On May 18, 2015, the United States Supreme Court granted certiorari to consider the issue of whether a proposed class action is mooted when the named plaintiff receives an offer of complete relief on his claim. See Campbell-Ewald Co. v. Gomez, U.S., No. 14-857, cert. granted, 5/18/15.
The case involves advertising agency Campbell-Ewald Co., which is attempting to fend off the class action lawsuit over claims the company violated a federal consumer law by sending unsolicited text messages on behalf of the U.S. Navy. The U.S. Navy messages were part of a recruitment drive. The brief text message, sent to around 100,000 people, included the phrase: “Destined for something big?
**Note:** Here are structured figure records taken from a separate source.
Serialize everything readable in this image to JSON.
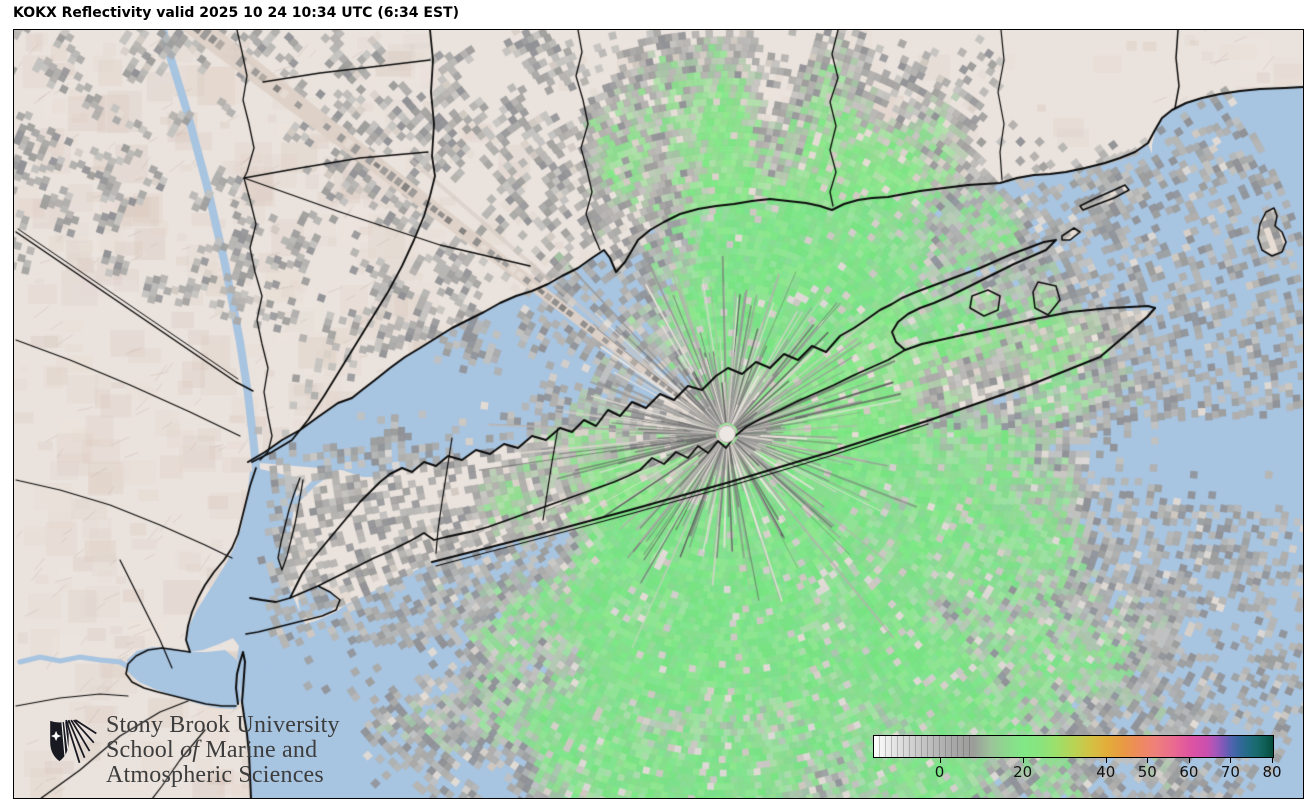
{
  "header": {
    "title": "KOKX Reflectivity valid 2025 10 24 10:34 UTC (6:34 EST)"
  },
  "branding": {
    "line1": "Stony Brook University",
    "line2_pre": "School ",
    "line2_italic": "of",
    "line2_post": " Marine and",
    "line3": "Atmospheric Sciences",
    "shield_icon": "sbu-shield-icon"
  },
  "colorbar": {
    "ticks": [
      0,
      20,
      40,
      50,
      60,
      70,
      80
    ],
    "domain_min": -16,
    "domain_max": 80,
    "stops": [
      {
        "v": -16,
        "c": "#ffffff"
      },
      {
        "v": -12,
        "c": "#e9e9e9"
      },
      {
        "v": -8,
        "c": "#d6d6d6"
      },
      {
        "v": -4,
        "c": "#c4c4c4"
      },
      {
        "v": 0,
        "c": "#b3b3b3"
      },
      {
        "v": 4,
        "c": "#a5a5a5"
      },
      {
        "v": 8,
        "c": "#9c9d9a"
      },
      {
        "v": 12,
        "c": "#9cc39a"
      },
      {
        "v": 16,
        "c": "#8cd98d"
      },
      {
        "v": 20,
        "c": "#81e886"
      },
      {
        "v": 24,
        "c": "#89e47e"
      },
      {
        "v": 28,
        "c": "#9ddf6a"
      },
      {
        "v": 32,
        "c": "#b8d455"
      },
      {
        "v": 36,
        "c": "#d2c244"
      },
      {
        "v": 40,
        "c": "#e3ad3a"
      },
      {
        "v": 44,
        "c": "#e99a43"
      },
      {
        "v": 48,
        "c": "#ee8a60"
      },
      {
        "v": 52,
        "c": "#ee7f7c"
      },
      {
        "v": 56,
        "c": "#e96b90"
      },
      {
        "v": 60,
        "c": "#de54a0"
      },
      {
        "v": 64,
        "c": "#cb4fae"
      },
      {
        "v": 66,
        "c": "#a957b9"
      },
      {
        "v": 68,
        "c": "#8059b9"
      },
      {
        "v": 70,
        "c": "#4f63af"
      },
      {
        "v": 72,
        "c": "#33689b"
      },
      {
        "v": 74,
        "c": "#246b84"
      },
      {
        "v": 76,
        "c": "#196b6e"
      },
      {
        "v": 78,
        "c": "#0f5f55"
      },
      {
        "v": 80,
        "c": "#064a3c"
      }
    ]
  },
  "map": {
    "water_color": "#a7c4e1",
    "terrain_color": "#eae2dc",
    "terrain_shade": "#d0b9ab",
    "echo_green_bright": "#7ce883",
    "echo_green": "#8ede8f",
    "echo_gray": "#abaaa8",
    "ocean_speckle": "#8f9dad",
    "boundary_color": "#0b0b0b",
    "radar_marker_color": "#ece7e2",
    "blockage_color": "#ddd1c7"
  }
}
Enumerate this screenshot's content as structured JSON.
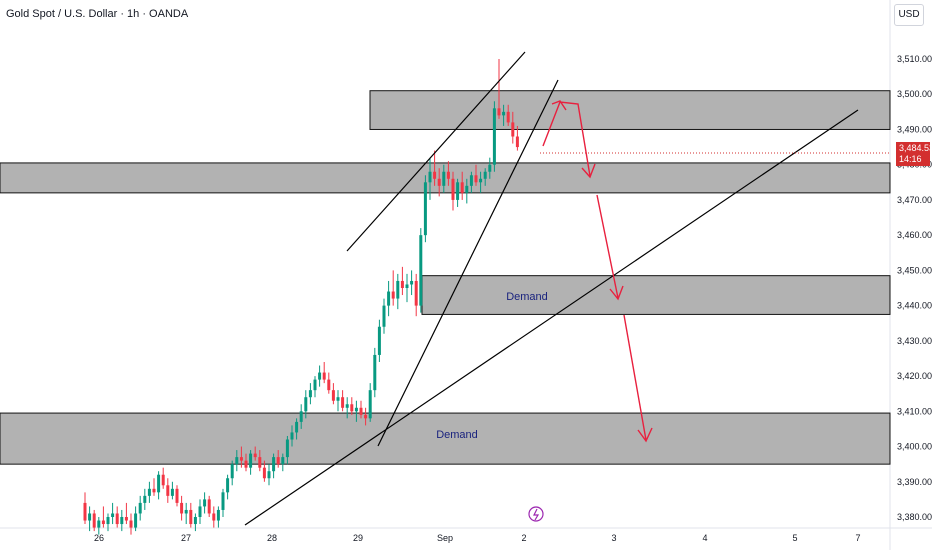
{
  "title": "Gold Spot / U.S. Dollar · 1h · OANDA",
  "currency_button": "USD",
  "last_price": {
    "value": "3,484.535",
    "countdown": "14:16"
  },
  "zone_labels": [
    "Demand",
    "Demand"
  ],
  "colors": {
    "up": "#089981",
    "down": "#f23645",
    "zone": "#b2b2b2",
    "arrow": "#e8203e",
    "price_tag": "#d32f2f"
  },
  "chart_data": {
    "type": "candlestick",
    "title": "Gold Spot / U.S. Dollar · 1h · OANDA",
    "y_ticks": [
      3380,
      3390,
      3400,
      3410,
      3420,
      3430,
      3440,
      3450,
      3460,
      3470,
      3480,
      3490,
      3500,
      3510
    ],
    "y_tick_labels": [
      "3,380.000",
      "3,390.000",
      "3,400.000",
      "3,410.000",
      "3,420.000",
      "3,430.000",
      "3,440.000",
      "3,450.000",
      "3,460.000",
      "3,470.000",
      "3,480.000",
      "3,490.000",
      "3,500.000",
      "3,510.000"
    ],
    "x_tick_labels": [
      "26",
      "27",
      "28",
      "29",
      "Sep",
      "2",
      "3",
      "4",
      "5",
      "7"
    ],
    "ylim": [
      3375,
      3520
    ],
    "last_price": 3484.535,
    "zones": [
      {
        "from": 3490,
        "to": 3501,
        "label": ""
      },
      {
        "from": 3472,
        "to": 3480.5,
        "label": ""
      },
      {
        "from": 3437.5,
        "to": 3448.5,
        "label": "Demand"
      },
      {
        "from": 3395,
        "to": 3409.5,
        "label": "Demand"
      }
    ],
    "candles": [
      [
        3384,
        3387,
        3378,
        3379
      ],
      [
        3379,
        3383,
        3376,
        3381
      ],
      [
        3381,
        3382,
        3376,
        3377
      ],
      [
        3377,
        3380,
        3375,
        3379
      ],
      [
        3379,
        3383,
        3377,
        3378
      ],
      [
        3378,
        3381,
        3376,
        3380
      ],
      [
        3380,
        3384,
        3378,
        3381
      ],
      [
        3381,
        3383,
        3377,
        3378
      ],
      [
        3378,
        3382,
        3376,
        3380
      ],
      [
        3380,
        3384,
        3378,
        3379
      ],
      [
        3379,
        3381,
        3375,
        3377
      ],
      [
        3377,
        3383,
        3376,
        3381
      ],
      [
        3381,
        3386,
        3379,
        3384
      ],
      [
        3384,
        3388,
        3382,
        3386
      ],
      [
        3386,
        3390,
        3384,
        3388
      ],
      [
        3388,
        3391,
        3386,
        3387
      ],
      [
        3387,
        3393,
        3385,
        3392
      ],
      [
        3392,
        3394,
        3388,
        3389
      ],
      [
        3389,
        3391,
        3384,
        3386
      ],
      [
        3386,
        3390,
        3385,
        3388
      ],
      [
        3388,
        3389,
        3383,
        3384
      ],
      [
        3384,
        3386,
        3379,
        3381
      ],
      [
        3381,
        3384,
        3378,
        3382
      ],
      [
        3382,
        3384,
        3377,
        3378
      ],
      [
        3378,
        3381,
        3376,
        3380
      ],
      [
        3380,
        3385,
        3378,
        3383
      ],
      [
        3383,
        3387,
        3381,
        3385
      ],
      [
        3385,
        3386,
        3380,
        3381
      ],
      [
        3381,
        3383,
        3377,
        3379
      ],
      [
        3379,
        3383,
        3377,
        3382
      ],
      [
        3382,
        3388,
        3380,
        3387
      ],
      [
        3387,
        3392,
        3385,
        3391
      ],
      [
        3391,
        3396,
        3389,
        3395
      ],
      [
        3395,
        3399,
        3393,
        3397
      ],
      [
        3397,
        3400,
        3394,
        3396
      ],
      [
        3396,
        3398,
        3393,
        3394
      ],
      [
        3394,
        3399,
        3392,
        3398
      ],
      [
        3398,
        3400,
        3396,
        3397
      ],
      [
        3397,
        3399,
        3393,
        3394
      ],
      [
        3394,
        3396,
        3390,
        3391
      ],
      [
        3391,
        3395,
        3389,
        3393
      ],
      [
        3393,
        3398,
        3391,
        3397
      ],
      [
        3397,
        3399,
        3394,
        3395
      ],
      [
        3395,
        3398,
        3393,
        3397
      ],
      [
        3397,
        3403,
        3395,
        3402
      ],
      [
        3402,
        3406,
        3400,
        3404
      ],
      [
        3404,
        3408,
        3402,
        3407
      ],
      [
        3407,
        3412,
        3405,
        3410
      ],
      [
        3410,
        3416,
        3408,
        3414
      ],
      [
        3414,
        3418,
        3412,
        3416
      ],
      [
        3416,
        3420,
        3414,
        3419
      ],
      [
        3419,
        3423,
        3417,
        3421
      ],
      [
        3421,
        3424,
        3418,
        3419
      ],
      [
        3419,
        3421,
        3415,
        3416
      ],
      [
        3416,
        3418,
        3412,
        3413
      ],
      [
        3413,
        3416,
        3410,
        3414
      ],
      [
        3414,
        3416,
        3410,
        3411
      ],
      [
        3411,
        3414,
        3408,
        3412
      ],
      [
        3412,
        3414,
        3409,
        3410
      ],
      [
        3410,
        3413,
        3407,
        3411
      ],
      [
        3411,
        3413,
        3408,
        3409
      ],
      [
        3409,
        3411,
        3406,
        3408
      ],
      [
        3408,
        3418,
        3407,
        3416
      ],
      [
        3416,
        3428,
        3414,
        3426
      ],
      [
        3426,
        3436,
        3424,
        3434
      ],
      [
        3434,
        3442,
        3432,
        3440
      ],
      [
        3440,
        3447,
        3437,
        3444
      ],
      [
        3444,
        3450,
        3440,
        3442
      ],
      [
        3442,
        3449,
        3439,
        3447
      ],
      [
        3447,
        3451,
        3443,
        3445
      ],
      [
        3445,
        3449,
        3441,
        3446
      ],
      [
        3446,
        3450,
        3443,
        3447
      ],
      [
        3447,
        3449,
        3437,
        3440
      ],
      [
        3440,
        3462,
        3438,
        3460
      ],
      [
        3460,
        3477,
        3458,
        3475
      ],
      [
        3475,
        3482,
        3470,
        3478
      ],
      [
        3478,
        3484,
        3474,
        3476
      ],
      [
        3476,
        3479,
        3471,
        3474
      ],
      [
        3474,
        3480,
        3472,
        3478
      ],
      [
        3478,
        3481,
        3474,
        3476
      ],
      [
        3476,
        3478,
        3467,
        3470
      ],
      [
        3470,
        3476,
        3468,
        3475
      ],
      [
        3475,
        3478,
        3470,
        3472
      ],
      [
        3472,
        3476,
        3469,
        3474
      ],
      [
        3474,
        3478,
        3472,
        3477
      ],
      [
        3477,
        3480,
        3474,
        3475
      ],
      [
        3475,
        3478,
        3472,
        3476
      ],
      [
        3476,
        3479,
        3474,
        3478
      ],
      [
        3478,
        3482,
        3476,
        3480
      ],
      [
        3480,
        3498,
        3478,
        3496
      ],
      [
        3496,
        3510,
        3493,
        3494
      ],
      [
        3494,
        3497,
        3491,
        3495
      ],
      [
        3495,
        3497,
        3491,
        3492
      ],
      [
        3492,
        3495,
        3486,
        3488
      ],
      [
        3488,
        3491,
        3484,
        3485
      ]
    ]
  }
}
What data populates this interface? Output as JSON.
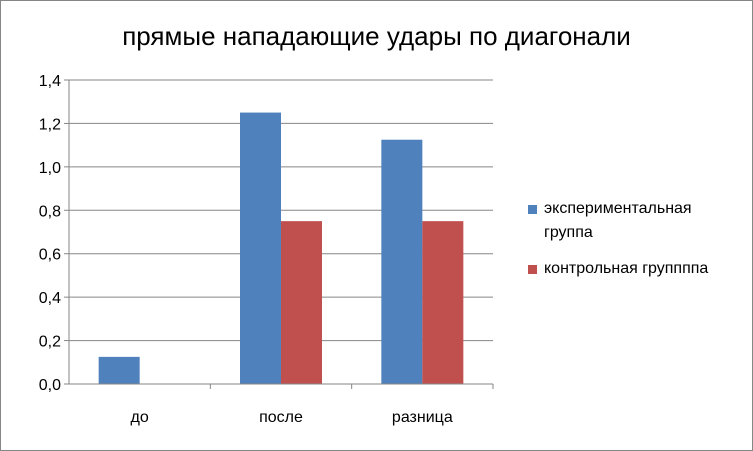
{
  "chart_data": {
    "type": "bar",
    "title": "прямые нападающие удары по диагонали",
    "categories": [
      "до",
      "после",
      "разница"
    ],
    "series": [
      {
        "name": "экспериментальная группа",
        "values": [
          0.125,
          1.25,
          1.125
        ],
        "color": "#4F81BD"
      },
      {
        "name": "контрольная группппа",
        "values": [
          0,
          0.75,
          0.75
        ],
        "color": "#C0504D"
      }
    ],
    "yticks": [
      "0,0",
      "0,2",
      "0,4",
      "0,6",
      "0,8",
      "1,0",
      "1,2",
      "1,4"
    ],
    "ylim": [
      0,
      1.4
    ],
    "ytick_step": 0.2,
    "grid": true,
    "legend_position": "right"
  }
}
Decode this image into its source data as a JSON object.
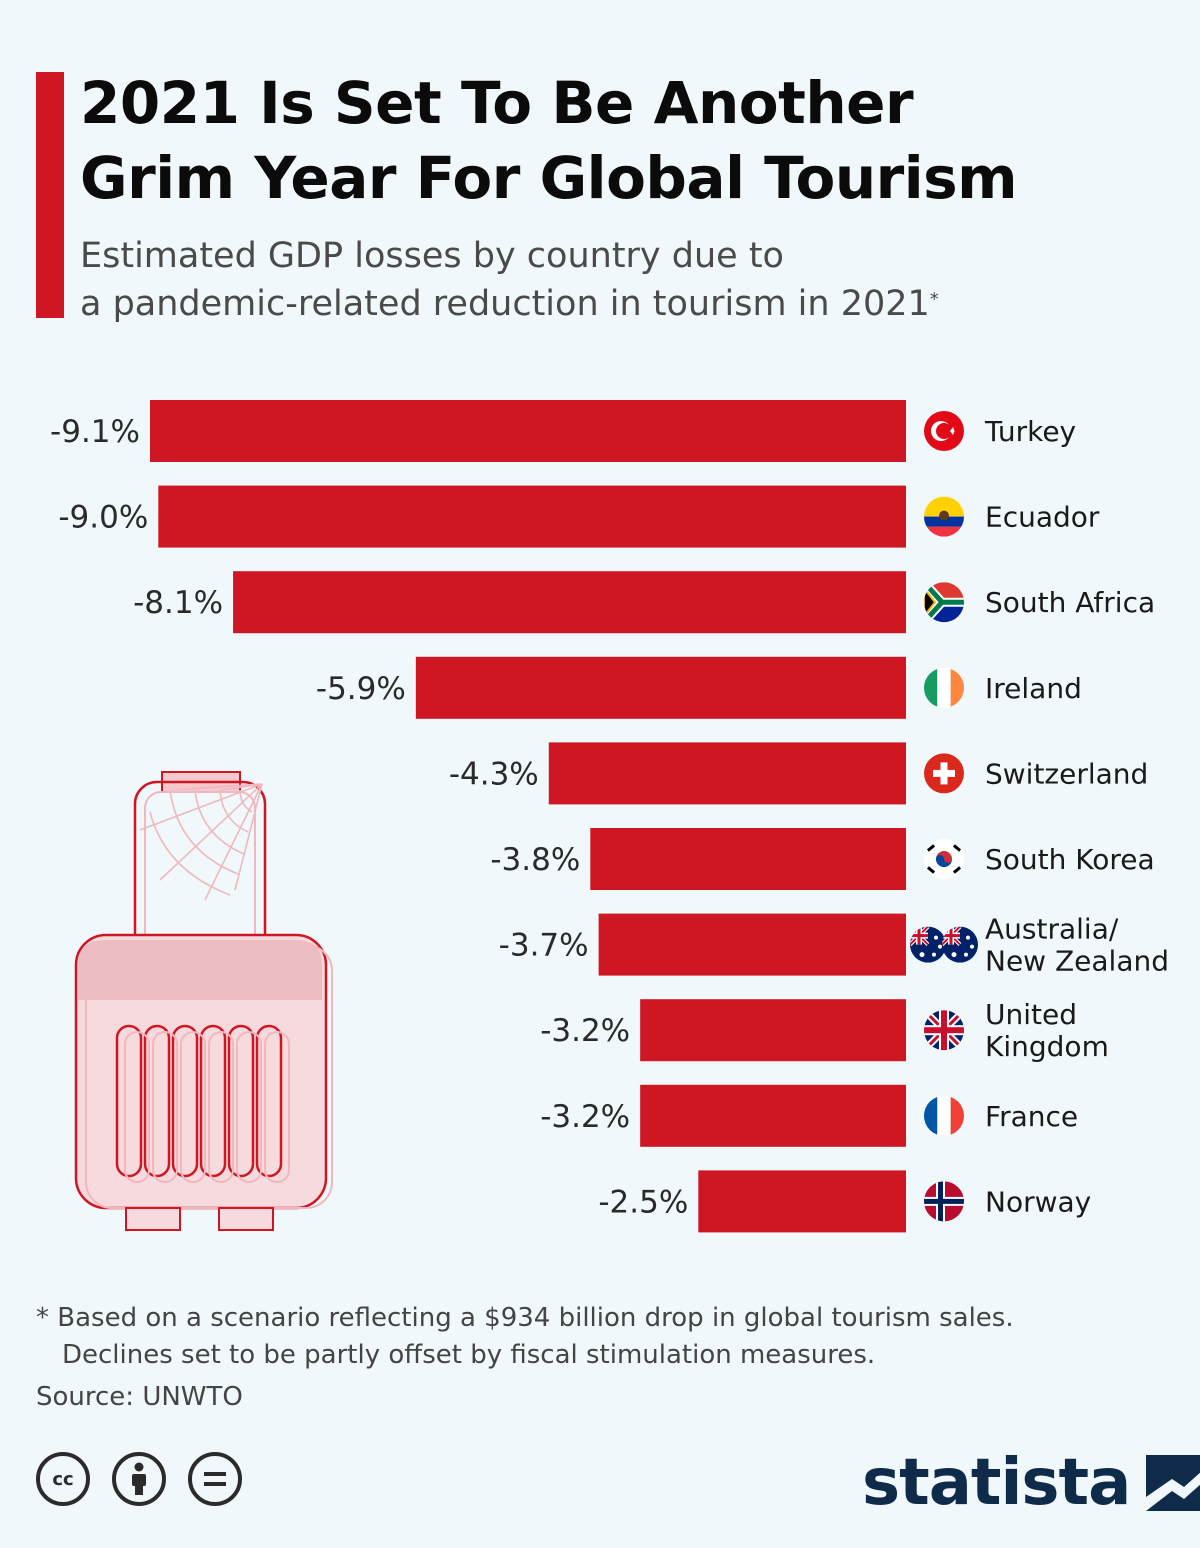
{
  "header": {
    "title_line1": "2021 Is Set To Be Another",
    "title_line2": "Grim Year For Global Tourism",
    "subtitle_line1": "Estimated GDP losses by country due to",
    "subtitle_line2": "a pandemic-related reduction in tourism in 2021",
    "subtitle_mark": "*"
  },
  "colors": {
    "accent": "#cf1623",
    "background": "#f1f8fb",
    "brand": "#0f2b4a"
  },
  "chart_data": {
    "type": "bar",
    "orientation": "horizontal",
    "title": "2021 Is Set To Be Another Grim Year For Global Tourism",
    "subtitle": "Estimated GDP losses by country due to a pandemic-related reduction in tourism in 2021",
    "categories": [
      "Turkey",
      "Ecuador",
      "South Africa",
      "Ireland",
      "Switzerland",
      "South Korea",
      "Australia/New Zealand",
      "United Kingdom",
      "France",
      "Norway"
    ],
    "category_lines": [
      [
        "Turkey"
      ],
      [
        "Ecuador"
      ],
      [
        "South Africa"
      ],
      [
        "Ireland"
      ],
      [
        "Switzerland"
      ],
      [
        "South Korea"
      ],
      [
        "Australia/",
        "New Zealand"
      ],
      [
        "United",
        "Kingdom"
      ],
      [
        "France"
      ],
      [
        "Norway"
      ]
    ],
    "flag_icons": [
      "turkey-flag-icon",
      "ecuador-flag-icon",
      "south-africa-flag-icon",
      "ireland-flag-icon",
      "switzerland-flag-icon",
      "south-korea-flag-icon",
      "australia-new-zealand-flag-icon",
      "united-kingdom-flag-icon",
      "france-flag-icon",
      "norway-flag-icon"
    ],
    "values": [
      -9.1,
      -9.0,
      -8.1,
      -5.9,
      -4.3,
      -3.8,
      -3.7,
      -3.2,
      -3.2,
      -2.5
    ],
    "value_labels": [
      "-9.1%",
      "-9.0%",
      "-8.1%",
      "-5.9%",
      "-4.3%",
      "-3.8%",
      "-3.7%",
      "-3.2%",
      "-3.2%",
      "-2.5%"
    ],
    "unit": "% of GDP",
    "xlim": [
      -9.1,
      0
    ],
    "bar_color": "#cf1623",
    "grid": false,
    "legend": "none"
  },
  "footer": {
    "note_line1": "* Based on a scenario reflecting a $934 billion drop in global tourism sales.",
    "note_line2": "Declines set to be partly offset by fiscal stimulation measures.",
    "source": "Source: UNWTO",
    "brand": "statista",
    "license_icons": [
      "cc-icon",
      "attribution-icon",
      "no-derivatives-icon"
    ]
  }
}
Do it in the Navy.”
The Court agreed to review a decision from the United States Court of Appeals for the Ninth Circuit holding that the plaintiff's claims for violations of the Telephone Consumer Protection Act, 47 U.S.C. § 227, were not mooted by an offer of judgment. Under the Telephone Consumer Protection Act, it is illegal to make a call or send a message using an automated system without consent.
Two years ago, the Supreme Court discussed the disagreement that exists among federal appeals courts on the mootness issue in a Fair Labor Standards Act case, Genesis Healthcare v. Symczyk, but ultimately held that it was unable to decide whether such an offer moots the plaintiff's individual and collective action claims because the issue was not properly presented.